SpeechTEK 2017 and the Rise of the Conversational Interface

“New uses of speech technologies are changing the way people interact with companies, devices, and each other. Speech frees users from keyboards and tiny screens and enables valuable, effective interactions in a variety of contexts.”  (SpeechTek)

Technologies and use cases for conversational interfaces are rapidly changing.  To better understand these industry trends I attended SpeechTEK 2017.  Here are a few notes and observations from the field.

SpeechTEK 2017 Trends

Mix of Yin and Yang, Old and New

The conference brought in a mix of old school contact center vendors (Convergys, Aspect, etc) and new tech vendors (Google, Amazon, etc) analysts, consultants and enterprises.   It was interesting to see the collision and friction between the old and the new.

Although new tech vendors got most of the buzz, it was clear that there is a gap that is not yet being addressed. 

New tech is rapidly advancing thanks in part due to machine learning, but is not on par with a good natural language IVR.

Creating a great conversational experience is not only about the tech tools but about skills needed to create an engaging and frictionless experience through a dialog. 

The gap is how to create a great dialog-driven experience. 

The decades of experience building speech enabled IVRs should dominate the VUI developer community.  But it’s not.  Not yet away.

So a lot of new tech is ignoring lessons learned from the call center on how to build a great conversational user experience.  One that works.  One that can do complex jobs.  One that reduces user effort.  One that supports enterprise scale.

The takeaway is that the old way has wisdom.   Maybe this is more ying and yang:  Each perspective adds value.

Old IVR and Meets New Intelligent IVR

Conversational User Interface

We are conditioned to “Just say It!” (Dan Miller)

Conversational interfaces are becoming increasingly important.  Voice (conversational interface) is much more natural than web or text. 

In near future, 50% will be voice search (vs web search) and 85% of interactions be self-service (i.e. with a human only on the requesting end).

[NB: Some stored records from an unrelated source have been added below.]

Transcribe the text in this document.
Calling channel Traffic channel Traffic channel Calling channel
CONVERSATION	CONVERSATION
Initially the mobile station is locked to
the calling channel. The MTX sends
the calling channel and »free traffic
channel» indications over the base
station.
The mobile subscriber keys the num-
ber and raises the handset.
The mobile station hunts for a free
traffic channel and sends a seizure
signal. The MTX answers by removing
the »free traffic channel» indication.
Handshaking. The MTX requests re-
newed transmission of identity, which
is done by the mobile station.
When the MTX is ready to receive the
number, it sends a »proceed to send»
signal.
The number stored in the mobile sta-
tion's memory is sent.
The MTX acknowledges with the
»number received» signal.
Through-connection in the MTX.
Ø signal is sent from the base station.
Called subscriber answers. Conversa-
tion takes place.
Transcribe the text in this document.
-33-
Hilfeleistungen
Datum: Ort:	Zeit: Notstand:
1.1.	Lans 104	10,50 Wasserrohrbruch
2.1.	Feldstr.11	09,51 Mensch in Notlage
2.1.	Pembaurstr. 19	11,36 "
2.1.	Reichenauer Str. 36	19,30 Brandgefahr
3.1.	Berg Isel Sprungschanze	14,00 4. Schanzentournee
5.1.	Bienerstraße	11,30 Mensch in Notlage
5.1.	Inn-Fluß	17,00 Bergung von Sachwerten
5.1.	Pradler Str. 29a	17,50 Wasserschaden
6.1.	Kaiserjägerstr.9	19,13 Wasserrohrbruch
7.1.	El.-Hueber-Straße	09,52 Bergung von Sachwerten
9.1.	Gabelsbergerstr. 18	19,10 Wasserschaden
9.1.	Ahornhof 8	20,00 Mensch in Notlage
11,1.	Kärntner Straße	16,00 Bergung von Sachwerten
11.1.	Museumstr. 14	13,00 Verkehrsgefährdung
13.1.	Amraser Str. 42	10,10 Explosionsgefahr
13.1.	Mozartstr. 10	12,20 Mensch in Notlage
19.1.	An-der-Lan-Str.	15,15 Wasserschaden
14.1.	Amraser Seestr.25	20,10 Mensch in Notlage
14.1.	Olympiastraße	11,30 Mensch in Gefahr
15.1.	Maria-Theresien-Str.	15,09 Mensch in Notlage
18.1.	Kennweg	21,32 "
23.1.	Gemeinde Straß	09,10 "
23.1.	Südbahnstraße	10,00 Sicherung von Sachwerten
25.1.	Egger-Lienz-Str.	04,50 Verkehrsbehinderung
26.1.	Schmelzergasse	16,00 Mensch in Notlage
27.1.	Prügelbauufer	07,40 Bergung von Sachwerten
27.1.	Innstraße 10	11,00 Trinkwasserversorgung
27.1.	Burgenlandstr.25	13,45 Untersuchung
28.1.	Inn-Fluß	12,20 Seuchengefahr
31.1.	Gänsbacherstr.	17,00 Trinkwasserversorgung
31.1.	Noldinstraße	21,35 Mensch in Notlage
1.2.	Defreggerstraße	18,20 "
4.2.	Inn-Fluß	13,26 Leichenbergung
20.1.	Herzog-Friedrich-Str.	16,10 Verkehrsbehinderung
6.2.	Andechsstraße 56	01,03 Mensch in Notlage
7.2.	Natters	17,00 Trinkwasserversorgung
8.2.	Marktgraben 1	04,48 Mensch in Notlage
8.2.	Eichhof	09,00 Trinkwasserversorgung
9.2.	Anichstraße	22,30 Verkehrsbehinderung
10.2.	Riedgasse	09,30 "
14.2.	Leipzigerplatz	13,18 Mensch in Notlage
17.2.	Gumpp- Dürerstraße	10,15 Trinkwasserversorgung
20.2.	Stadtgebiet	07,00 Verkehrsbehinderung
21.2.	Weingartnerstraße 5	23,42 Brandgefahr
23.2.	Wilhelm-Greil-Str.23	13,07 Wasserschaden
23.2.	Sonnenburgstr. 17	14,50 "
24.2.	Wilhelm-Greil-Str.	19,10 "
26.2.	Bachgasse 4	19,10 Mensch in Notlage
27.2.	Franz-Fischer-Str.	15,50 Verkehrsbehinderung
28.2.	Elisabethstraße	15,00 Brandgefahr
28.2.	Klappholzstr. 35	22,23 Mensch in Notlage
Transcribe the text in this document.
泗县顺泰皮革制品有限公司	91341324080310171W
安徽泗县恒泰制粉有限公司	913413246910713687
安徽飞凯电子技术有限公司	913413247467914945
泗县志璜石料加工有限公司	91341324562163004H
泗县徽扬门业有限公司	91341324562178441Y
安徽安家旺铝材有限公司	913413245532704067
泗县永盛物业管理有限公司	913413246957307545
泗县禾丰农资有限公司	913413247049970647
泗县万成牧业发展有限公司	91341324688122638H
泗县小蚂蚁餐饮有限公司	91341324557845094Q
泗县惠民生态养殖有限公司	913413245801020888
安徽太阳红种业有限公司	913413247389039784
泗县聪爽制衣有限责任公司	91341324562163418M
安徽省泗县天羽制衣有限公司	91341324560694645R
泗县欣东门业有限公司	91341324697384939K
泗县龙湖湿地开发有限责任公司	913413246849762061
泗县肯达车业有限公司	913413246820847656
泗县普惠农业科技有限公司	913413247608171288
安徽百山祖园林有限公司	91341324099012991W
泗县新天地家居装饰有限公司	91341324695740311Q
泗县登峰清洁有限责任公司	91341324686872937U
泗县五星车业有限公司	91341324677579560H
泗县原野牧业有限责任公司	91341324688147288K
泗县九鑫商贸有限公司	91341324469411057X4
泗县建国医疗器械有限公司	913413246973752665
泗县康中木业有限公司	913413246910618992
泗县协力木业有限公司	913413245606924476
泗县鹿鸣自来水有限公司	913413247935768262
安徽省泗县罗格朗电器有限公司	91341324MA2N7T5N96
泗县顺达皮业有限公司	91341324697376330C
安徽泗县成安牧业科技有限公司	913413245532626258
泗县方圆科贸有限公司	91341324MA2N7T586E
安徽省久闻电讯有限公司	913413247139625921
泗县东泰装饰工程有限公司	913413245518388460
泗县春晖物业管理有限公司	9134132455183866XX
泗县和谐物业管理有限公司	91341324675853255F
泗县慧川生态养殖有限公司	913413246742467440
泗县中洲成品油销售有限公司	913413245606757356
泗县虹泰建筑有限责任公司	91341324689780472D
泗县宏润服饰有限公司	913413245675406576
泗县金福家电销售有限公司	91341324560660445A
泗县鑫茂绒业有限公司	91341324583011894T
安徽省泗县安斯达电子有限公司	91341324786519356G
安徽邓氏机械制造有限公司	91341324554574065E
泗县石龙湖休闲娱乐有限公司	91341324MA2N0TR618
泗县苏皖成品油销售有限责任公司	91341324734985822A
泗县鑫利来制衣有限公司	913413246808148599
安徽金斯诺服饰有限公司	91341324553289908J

Expectations are that many products will have a conversational interface- from IVRs to robots, VA, bots, Alexa, Google Assistant, cars, and so on.

(Of course at SpeechTek you’d expect some bias in favor of all things speech!)

Conversational User Interfaces

People want to speak to enterprise using their language- not the enterprise’s language and not a machine’s language.  Today if I talk to Alexa, it's her language, not mine, because I have to frame requests in specific ways using specific words.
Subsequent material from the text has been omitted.